Ashley McBryde brings non-alcoholic bar to Nashville as drinking dips

Alcohol's grip on American life is continuing to loosen, and businesses are continuing to adjust with a growing selection of non-alcoholic options. Why it matters: The NA trend is hitting Lower Broadway this month. Country star Ashley McBryde is making non-alcoholic entertainment the cornerstone of her Redemption Bar. The big picture: Drinking has been trending downward for years, driven in part by young adults stepping away from alcohol. Nashville businesses are embracing the trend: Distilleries have added non-alcoholic options and Killjoy, a Nashville-based shop dedicated to non-alcoholic spirits, moved to East Nashville. Killjoy partnered with Gramps to host booze-free bar nights every Tuesday.

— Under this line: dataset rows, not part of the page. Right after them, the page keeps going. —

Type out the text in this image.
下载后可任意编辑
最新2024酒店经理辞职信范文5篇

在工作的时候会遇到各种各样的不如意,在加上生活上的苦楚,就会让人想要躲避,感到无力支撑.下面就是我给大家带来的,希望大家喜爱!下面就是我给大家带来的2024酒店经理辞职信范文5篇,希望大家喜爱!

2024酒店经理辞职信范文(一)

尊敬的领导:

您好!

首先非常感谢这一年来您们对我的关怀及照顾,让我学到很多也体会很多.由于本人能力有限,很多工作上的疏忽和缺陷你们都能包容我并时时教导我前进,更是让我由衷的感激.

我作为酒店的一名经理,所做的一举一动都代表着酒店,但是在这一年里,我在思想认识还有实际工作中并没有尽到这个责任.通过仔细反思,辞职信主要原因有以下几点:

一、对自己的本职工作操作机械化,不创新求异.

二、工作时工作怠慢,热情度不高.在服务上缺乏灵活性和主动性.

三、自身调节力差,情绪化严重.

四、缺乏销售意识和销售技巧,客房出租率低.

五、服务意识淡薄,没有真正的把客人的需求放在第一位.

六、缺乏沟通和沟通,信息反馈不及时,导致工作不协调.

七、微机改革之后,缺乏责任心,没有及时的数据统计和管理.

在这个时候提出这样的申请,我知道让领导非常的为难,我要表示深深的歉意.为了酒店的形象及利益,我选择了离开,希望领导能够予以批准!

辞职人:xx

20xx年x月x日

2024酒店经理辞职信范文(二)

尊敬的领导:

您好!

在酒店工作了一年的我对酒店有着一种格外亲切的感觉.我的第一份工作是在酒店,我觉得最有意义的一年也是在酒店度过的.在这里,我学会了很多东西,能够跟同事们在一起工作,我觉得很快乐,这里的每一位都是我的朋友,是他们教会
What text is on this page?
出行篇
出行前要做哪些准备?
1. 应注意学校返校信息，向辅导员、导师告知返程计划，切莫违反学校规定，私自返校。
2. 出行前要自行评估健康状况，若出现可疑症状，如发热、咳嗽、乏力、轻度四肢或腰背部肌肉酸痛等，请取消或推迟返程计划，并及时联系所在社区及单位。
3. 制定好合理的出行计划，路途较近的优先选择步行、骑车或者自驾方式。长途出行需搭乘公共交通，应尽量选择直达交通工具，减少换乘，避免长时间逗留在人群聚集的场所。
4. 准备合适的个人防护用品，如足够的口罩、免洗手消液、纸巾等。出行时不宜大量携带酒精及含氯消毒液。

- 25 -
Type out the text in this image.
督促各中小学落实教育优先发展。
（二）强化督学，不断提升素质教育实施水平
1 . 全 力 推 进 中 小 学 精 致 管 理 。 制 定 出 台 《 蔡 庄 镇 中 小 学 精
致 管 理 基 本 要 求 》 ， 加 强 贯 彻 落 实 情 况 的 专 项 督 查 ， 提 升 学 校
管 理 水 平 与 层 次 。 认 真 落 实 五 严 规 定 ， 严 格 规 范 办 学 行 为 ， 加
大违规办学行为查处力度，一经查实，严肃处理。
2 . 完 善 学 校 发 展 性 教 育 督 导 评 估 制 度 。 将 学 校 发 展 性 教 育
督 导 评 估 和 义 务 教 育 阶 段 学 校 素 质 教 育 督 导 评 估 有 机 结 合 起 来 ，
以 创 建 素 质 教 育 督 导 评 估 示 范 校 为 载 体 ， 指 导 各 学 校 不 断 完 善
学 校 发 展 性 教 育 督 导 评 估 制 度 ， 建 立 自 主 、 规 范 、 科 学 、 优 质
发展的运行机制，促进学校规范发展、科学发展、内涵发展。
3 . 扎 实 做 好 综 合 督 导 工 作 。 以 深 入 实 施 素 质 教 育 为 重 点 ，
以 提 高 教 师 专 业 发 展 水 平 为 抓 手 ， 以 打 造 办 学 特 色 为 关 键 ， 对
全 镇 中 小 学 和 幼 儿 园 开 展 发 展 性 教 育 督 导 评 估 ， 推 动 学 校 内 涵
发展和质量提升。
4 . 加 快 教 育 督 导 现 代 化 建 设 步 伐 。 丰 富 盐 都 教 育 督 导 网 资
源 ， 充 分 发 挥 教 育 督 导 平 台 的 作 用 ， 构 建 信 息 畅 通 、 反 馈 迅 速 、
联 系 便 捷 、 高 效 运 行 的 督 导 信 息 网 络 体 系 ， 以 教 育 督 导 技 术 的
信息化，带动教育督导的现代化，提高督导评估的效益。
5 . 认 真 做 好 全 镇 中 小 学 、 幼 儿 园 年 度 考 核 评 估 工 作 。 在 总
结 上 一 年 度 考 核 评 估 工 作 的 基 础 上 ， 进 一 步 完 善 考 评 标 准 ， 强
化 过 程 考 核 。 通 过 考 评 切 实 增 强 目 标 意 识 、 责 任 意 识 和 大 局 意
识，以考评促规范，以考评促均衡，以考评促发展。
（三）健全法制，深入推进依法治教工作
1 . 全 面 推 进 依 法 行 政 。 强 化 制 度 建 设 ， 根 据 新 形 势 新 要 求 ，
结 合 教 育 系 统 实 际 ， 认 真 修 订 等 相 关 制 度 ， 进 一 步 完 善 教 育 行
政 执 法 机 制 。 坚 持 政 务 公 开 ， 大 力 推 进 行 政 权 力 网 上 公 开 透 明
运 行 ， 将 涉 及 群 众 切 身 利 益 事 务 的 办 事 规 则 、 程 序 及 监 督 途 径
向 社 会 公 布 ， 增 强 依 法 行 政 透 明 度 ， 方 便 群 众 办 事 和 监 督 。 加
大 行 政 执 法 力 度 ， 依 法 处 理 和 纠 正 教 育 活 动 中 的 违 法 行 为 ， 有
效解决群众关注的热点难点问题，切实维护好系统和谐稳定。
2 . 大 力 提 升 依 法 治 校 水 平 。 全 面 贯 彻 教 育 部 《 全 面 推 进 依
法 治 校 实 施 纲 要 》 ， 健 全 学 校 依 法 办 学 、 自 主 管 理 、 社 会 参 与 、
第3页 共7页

What she's saying: "When the opportunity to make my mark on Broadway came, I knew I wanted to create a space that champions what's made a difference in my life," McBryde said in a statement. "It was vital that I create a space where not drinking is the forethought — normalized." Between the lines: McBryde said she is three years sober, and it has been challenging to find welcoming spaces. "The typical response to 'Do you have anything non-alcoholic?' is either: 'Why did you come to a bar if you aren't gonna drink?' or, 'You can have soda water and a lime, I guess," she said. "Some of my favorite places to socialize became wildly unaccommodating when the only thing that changed was what was in my cup." State of play: Redemption Bar, which will be located on the fifth floor of Eric Church's honky-tonk Chiefs, opens Aug. 28. The menu will feature a series of zero-proof cocktails named after lyrics that inspired McBryde. Visitors will have the option to add alcohol if they choose. Driving the news: The percentage of U.S. adults consuming alcohol has hit a new low, according to Gallup data released last week. By the numbers: In 2025, just over half (54%) of U.S. adults reported having alcoholic beverages on occasion. Between 1997 and 2023, at least 60% said they drank.